A $200B+ market with no institutional-grade financial infrastructure

GPU compute is the most important commodity of the AI era. Nascent index and OTC infrastructure is emerging, but no integrated offering yet combines a credible benchmark, a trading venue, and institutional-grade settlement.

Volatile
40% Price Increase

H100 one-year rental prices rose 40% in five months, from $1.70/hr to $2.35/hr. Enterprise buyers had no institutional venue to hedge this exposure.

Fragmented
Nascent Infrastructure

Three competing indices, very few transactions, and no integrated offering for index access, a trading venue, and settlement.

In Demand
Capacity Sold Out

On-demand GPU capacity sold out across all types. Blackwell generation fully booked through late 2026. Marginal compute almost unobtainable.

The Solution

OTC derivatives for GPU compute

Cash-settled forwards and swaps referencing published GPU benchmark indices, with settlement on the Canton Network. Voice-brokered initially, following the same model that launched every major commodity derivatives market.

Fixed-for-Floating Swaps

Buyer pays a fixed GPU-hour rate; seller pays the floating index rate. The buyer's effective cost is locked in. The standard entry point in commodity OTC markets.

Forward Contracts

Agreement to buy or sell GPU capacity at a fixed price on a future date. Cash-settled against the published benchmark index at the contract expiry date.

Asian-Style Monthly

Settlement on the arithmetic average of daily index values over the contract period, matching how compute is consumed as a continuous flow.

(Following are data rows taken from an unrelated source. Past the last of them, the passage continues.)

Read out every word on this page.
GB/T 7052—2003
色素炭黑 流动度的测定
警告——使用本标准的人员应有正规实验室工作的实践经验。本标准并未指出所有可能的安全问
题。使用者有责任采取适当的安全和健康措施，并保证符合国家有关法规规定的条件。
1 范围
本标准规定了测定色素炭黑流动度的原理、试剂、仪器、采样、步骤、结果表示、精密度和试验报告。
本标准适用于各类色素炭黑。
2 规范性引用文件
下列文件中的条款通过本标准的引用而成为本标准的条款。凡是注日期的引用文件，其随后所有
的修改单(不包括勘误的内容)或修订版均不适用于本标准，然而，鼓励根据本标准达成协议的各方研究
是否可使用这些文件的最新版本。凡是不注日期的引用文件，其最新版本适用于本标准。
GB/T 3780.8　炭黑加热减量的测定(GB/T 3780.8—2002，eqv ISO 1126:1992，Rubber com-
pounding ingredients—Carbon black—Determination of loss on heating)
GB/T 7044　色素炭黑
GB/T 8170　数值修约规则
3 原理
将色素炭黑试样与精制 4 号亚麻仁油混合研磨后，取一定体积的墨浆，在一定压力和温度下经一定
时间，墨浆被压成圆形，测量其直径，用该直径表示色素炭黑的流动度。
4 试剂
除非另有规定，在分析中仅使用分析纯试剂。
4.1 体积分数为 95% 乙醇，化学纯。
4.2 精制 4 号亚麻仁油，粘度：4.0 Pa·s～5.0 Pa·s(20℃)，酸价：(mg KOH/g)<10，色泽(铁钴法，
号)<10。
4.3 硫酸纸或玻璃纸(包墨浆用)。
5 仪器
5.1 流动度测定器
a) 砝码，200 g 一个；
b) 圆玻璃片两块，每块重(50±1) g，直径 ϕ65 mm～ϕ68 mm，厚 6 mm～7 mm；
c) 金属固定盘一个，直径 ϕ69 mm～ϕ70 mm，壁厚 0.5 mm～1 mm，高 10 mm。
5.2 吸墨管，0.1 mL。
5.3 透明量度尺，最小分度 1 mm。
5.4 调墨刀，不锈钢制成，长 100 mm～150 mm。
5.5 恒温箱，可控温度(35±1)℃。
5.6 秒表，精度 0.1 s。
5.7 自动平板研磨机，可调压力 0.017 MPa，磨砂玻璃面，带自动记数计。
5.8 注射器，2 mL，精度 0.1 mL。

Market Development Sequence
Phase 1
Index
Partner with existing GPU benchmark providers
Phase 2
OTC Forwards & Swaps
Voice-brokered, settled on Canton Network
Phase 3
Exchange Futures
Standardised contracts, CFTC/FCA regulated
Phase 4
Options & Structured
Capacity swaps, range accruals, price floors
Why Canton

The only settlement infrastructure built for institutional derivatives

OTC derivatives require trade-level privacy, atomic settlement, and programmable financial contract lifecycle management. Public blockchains cannot deliver this. Centralised exchanges lack programmability. Canton provides both.

Trade-Level Privacy

No institutional participant will trade on a platform where positions, counterparties and trade sizes are publicly visible. Canton's permissioned architecture ensures trade-level privacy by design, a regulatory and competitive requirement for derivatives markets.

Daml Smart Contracts

Daml models the complete lifecycle of financial contracts: creation, novation, exercise, settlement, margining. It achieves the precision of ISDA documentation in executable code, purpose-built for financial instruments on distributed infrastructure.

Atomic Settlement

All legs of a transaction succeed or fail together, eliminating settlement risk entirely. As the market matures toward complex structured products (options, capacity swaps, multi-leg instruments), atomic settlement becomes essential infrastructure.

Institutional Consortium

Goldman Sachs, BNP Paribas, Deloitte and Microsoft are already Canton participants. Their technology, legal and compliance teams have assessed the infrastructure, so a new Canton-based product can be approved without starting the process from zero.